De vez en cuando le llegaba el olor ácido del arenque crudo y sus salsas, que los naturales del lugar degustaban de pie en establecimientos diminutos de puertas abiertas, a pesar de que la temperatura era todavía fresca, y percibía la vegosidad de las riberas, mezclada con la polución habitual en un enclave urbano.
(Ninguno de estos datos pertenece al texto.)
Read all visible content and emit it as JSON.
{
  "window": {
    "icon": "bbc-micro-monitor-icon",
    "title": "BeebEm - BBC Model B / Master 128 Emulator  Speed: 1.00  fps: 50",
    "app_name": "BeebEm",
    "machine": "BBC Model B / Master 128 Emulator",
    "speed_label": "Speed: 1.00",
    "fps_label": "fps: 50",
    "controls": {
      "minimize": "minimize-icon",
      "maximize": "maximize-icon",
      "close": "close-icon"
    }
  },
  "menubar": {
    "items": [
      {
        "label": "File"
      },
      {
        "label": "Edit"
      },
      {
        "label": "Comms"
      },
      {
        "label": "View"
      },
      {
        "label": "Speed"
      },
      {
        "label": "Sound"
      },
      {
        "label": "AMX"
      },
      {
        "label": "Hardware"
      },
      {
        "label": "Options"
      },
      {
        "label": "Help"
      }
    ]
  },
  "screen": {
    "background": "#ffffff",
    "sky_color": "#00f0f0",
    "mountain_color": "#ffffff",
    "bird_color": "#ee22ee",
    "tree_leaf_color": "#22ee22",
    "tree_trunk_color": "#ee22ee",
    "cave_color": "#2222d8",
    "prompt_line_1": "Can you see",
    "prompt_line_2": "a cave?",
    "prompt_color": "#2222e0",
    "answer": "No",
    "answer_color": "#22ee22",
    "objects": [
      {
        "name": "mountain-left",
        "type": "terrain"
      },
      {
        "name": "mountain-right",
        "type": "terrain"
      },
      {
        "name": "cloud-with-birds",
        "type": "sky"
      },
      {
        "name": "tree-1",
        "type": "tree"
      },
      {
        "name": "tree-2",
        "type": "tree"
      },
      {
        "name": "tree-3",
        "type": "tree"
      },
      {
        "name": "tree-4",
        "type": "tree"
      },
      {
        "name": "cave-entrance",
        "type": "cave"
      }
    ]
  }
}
Antes de llegar al hotel, se detuvo frente al escaparate de una tienda en la que vendían baratijas orientales, y se fijó en un bastón-silla plegable para el golf a un precio increíble: tanto que entró a la tienda convencida de que se trataba de un error en la etiqueta. Una señora miope, carrilluda y amable le confirmó que no existía ningún error. Mrs. Playton tomó el bastón en sus manos y pensó en regalárselo a su marido. Examinó su correcto acabado, comprobó los remaches y las piezas, lo desplegó y plegó varias veces, y finalmente decidió adquirirlo. No acostumbraba a comprar recuerdos en sus frecuentes viajes profesionales, pero en esta ocasión su marido tendría un presente de su paso por el Congreso Universal sobre los Derechos del Niño.
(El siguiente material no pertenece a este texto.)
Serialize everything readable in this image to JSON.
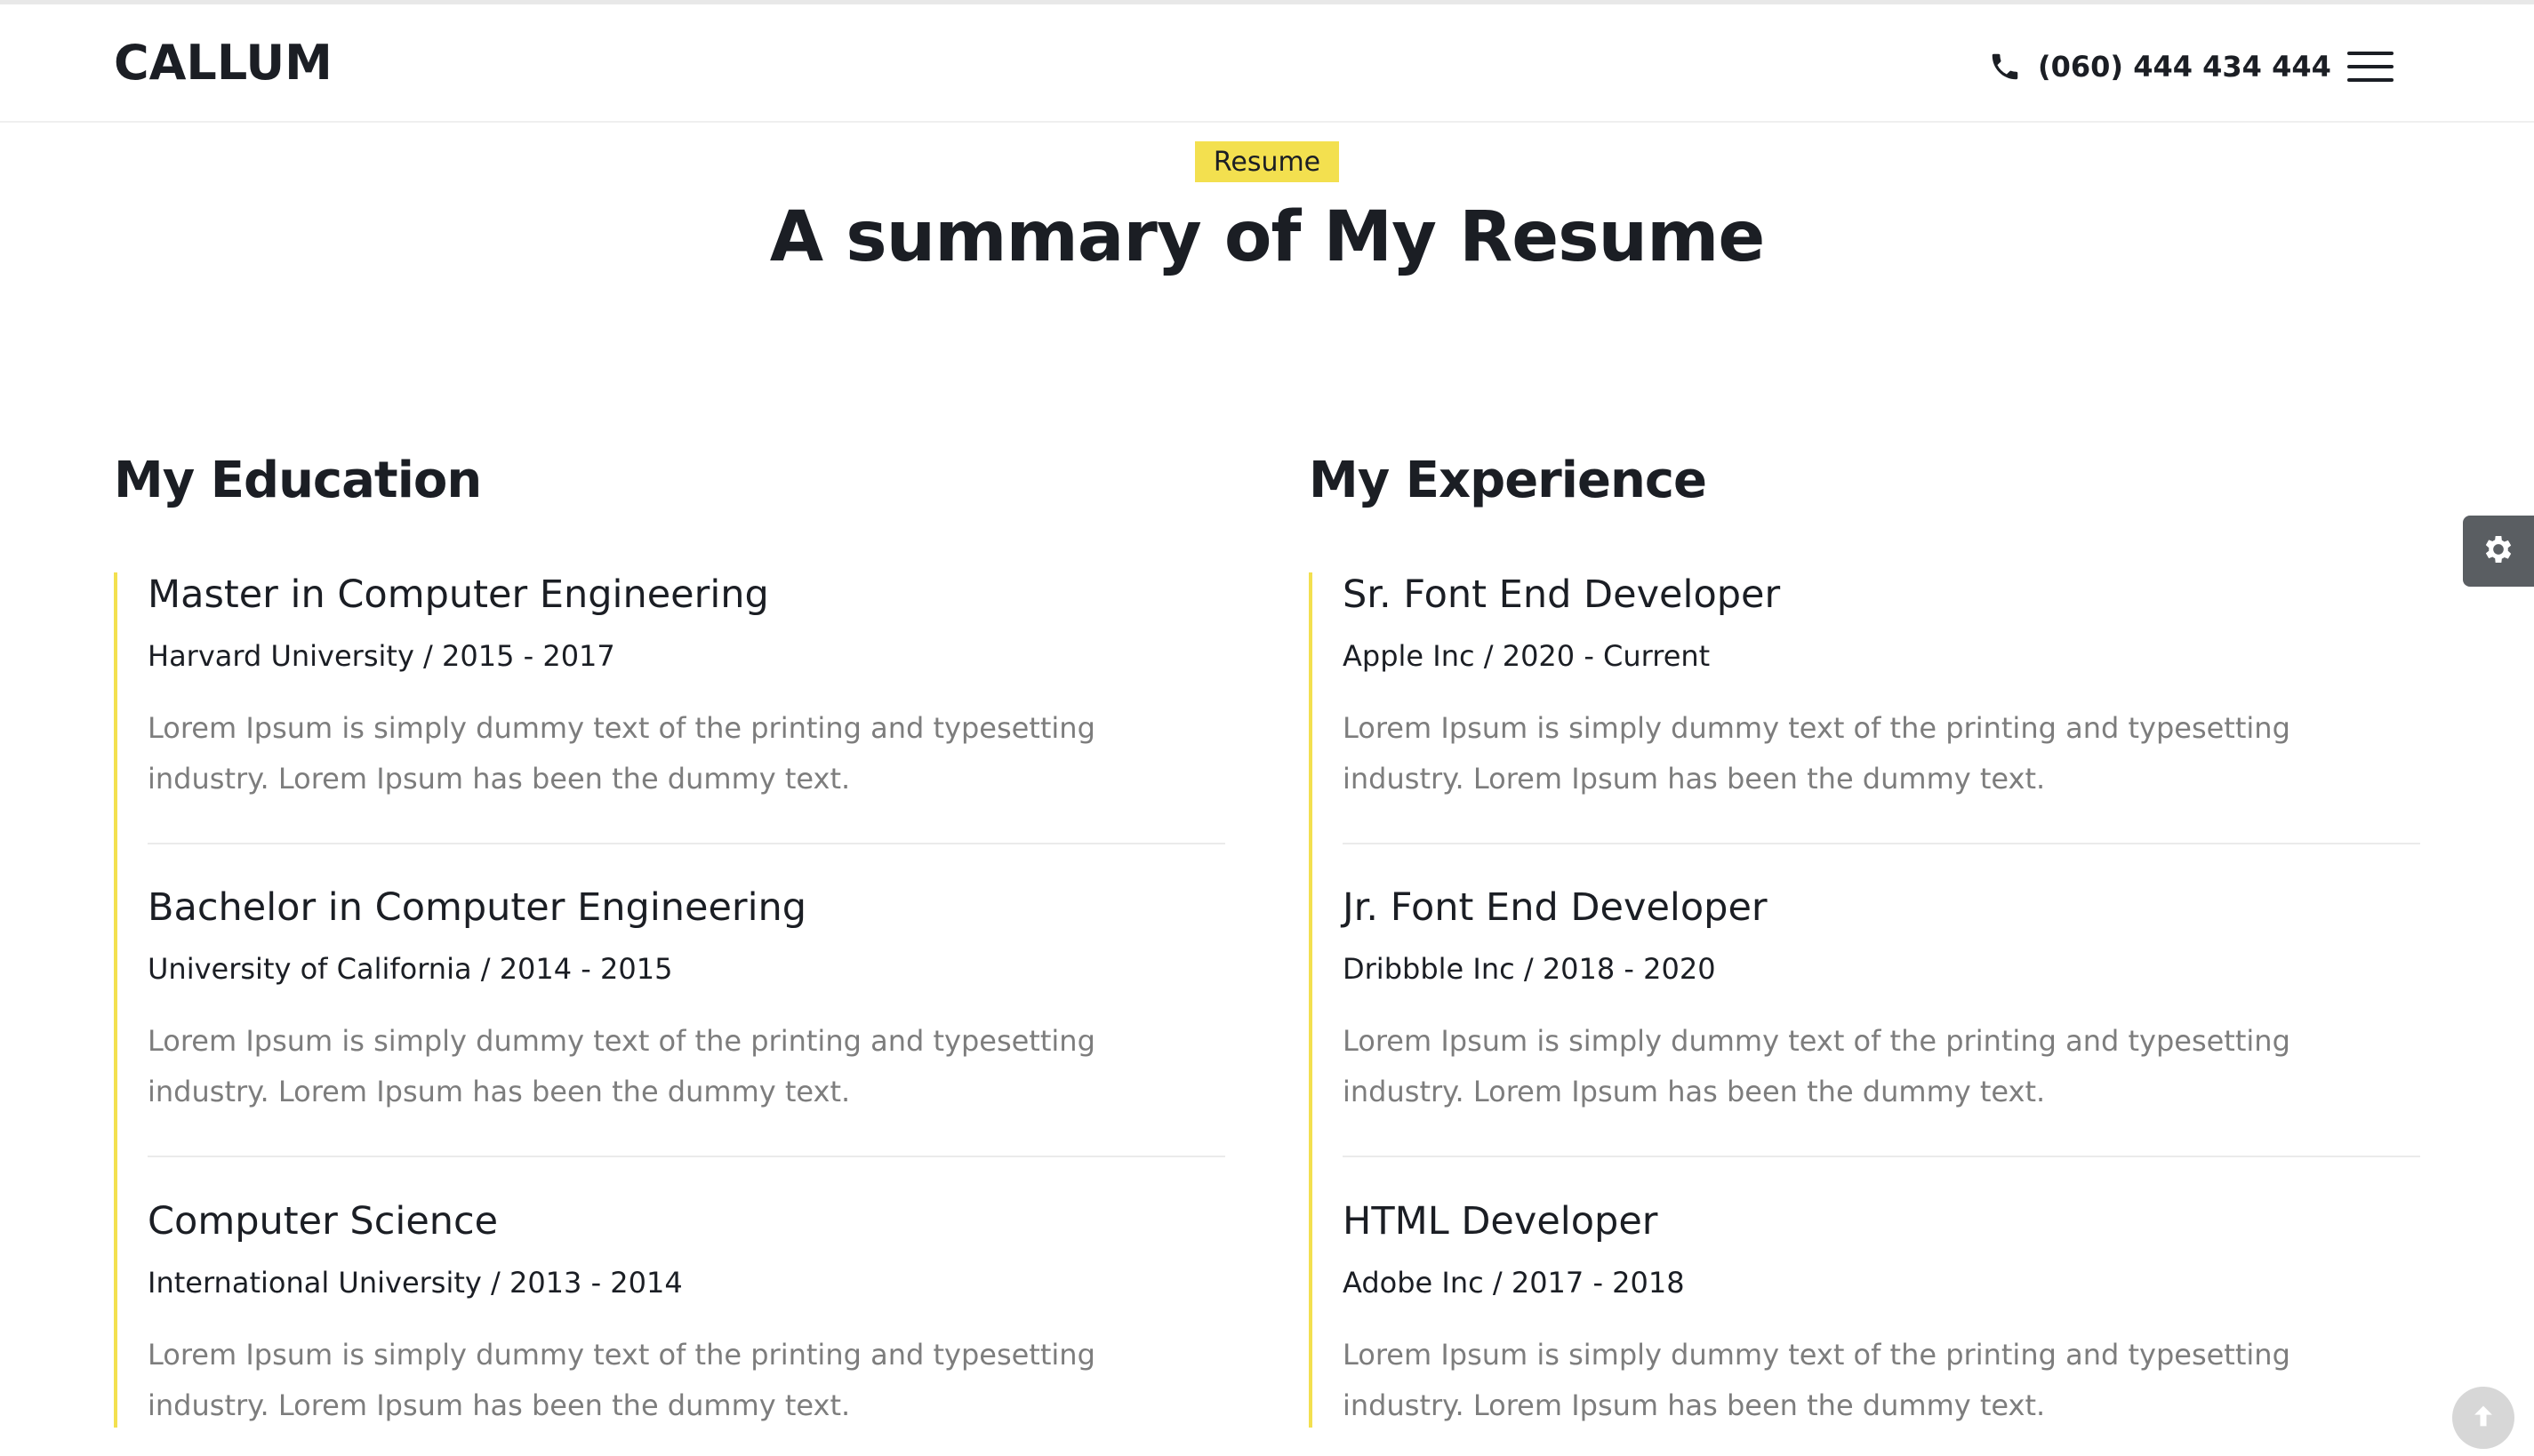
{
  "header": {
    "logo": "CALLUM",
    "phone": "(060) 444 434 444"
  },
  "hero": {
    "tag": "Resume",
    "title": "A summary of My Resume"
  },
  "education": {
    "title": "My Education",
    "items": [
      {
        "title": "Master in Computer Engineering",
        "meta": "Harvard University / 2015 - 2017",
        "desc": "Lorem Ipsum is simply dummy text of the printing and typesetting industry. Lorem Ipsum has been the dummy text."
      },
      {
        "title": "Bachelor in Computer Engineering",
        "meta": "University of California / 2014 - 2015",
        "desc": "Lorem Ipsum is simply dummy text of the printing and typesetting industry. Lorem Ipsum has been the dummy text."
      },
      {
        "title": "Computer Science",
        "meta": "International University / 2013 - 2014",
        "desc": "Lorem Ipsum is simply dummy text of the printing and typesetting industry. Lorem Ipsum has been the dummy text."
      }
    ]
  },
  "experience": {
    "title": "My Experience",
    "items": [
      {
        "title": "Sr. Font End Developer",
        "meta": "Apple Inc / 2020 - Current",
        "desc": "Lorem Ipsum is simply dummy text of the printing and typesetting industry. Lorem Ipsum has been the dummy text."
      },
      {
        "title": "Jr. Font End Developer",
        "meta": "Dribbble Inc / 2018 - 2020",
        "desc": "Lorem Ipsum is simply dummy text of the printing and typesetting industry. Lorem Ipsum has been the dummy text."
      },
      {
        "title": "HTML Developer",
        "meta": "Adobe Inc / 2017 - 2018",
        "desc": "Lorem Ipsum is simply dummy text of the printing and typesetting industry. Lorem Ipsum has been the dummy text."
      }
    ]
  },
  "colors": {
    "accent": "#f3e04f",
    "text_dark": "#1b1e24",
    "text_muted": "#7d7d7d"
  },
  "icons": {
    "phone": "phone-icon",
    "menu": "hamburger-menu-icon",
    "settings": "gear-icon",
    "scroll_top": "arrow-up-icon"
  }
}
A la misma hora en que Mrs. Playton llegaba a la habitación de su hotel en Amsterdam con un regalo para su marido, en un lejano país, cerca de la frontera con Mongolia, un hombre mayor entró en la galería donde dormían hacinados los niños y los hizo salir al exterior. Todavía era de noche y tiritaban de frío.
Iban apiñados en la camioneta, hoscos y silenciosos, y sólo cuando el vehículo se detuvo delante de una destartalada nave industrial, comenzaron a empujarse y a parlotear, quizás intuyendo la toma del primer tazón de arroz del día, que comieron de pie, en el interior de la nave.
Enseguida sonó un pito y se colocaron en los puestos asignados. Se dedicaban a poner remaches y a atornillar pretinas en unos bastones que, al desplegarse, se convertían en un taburete. Los muchachos mayores decían que los vendían en sitios muy lejanos, incluso en un lugar llamado Europa.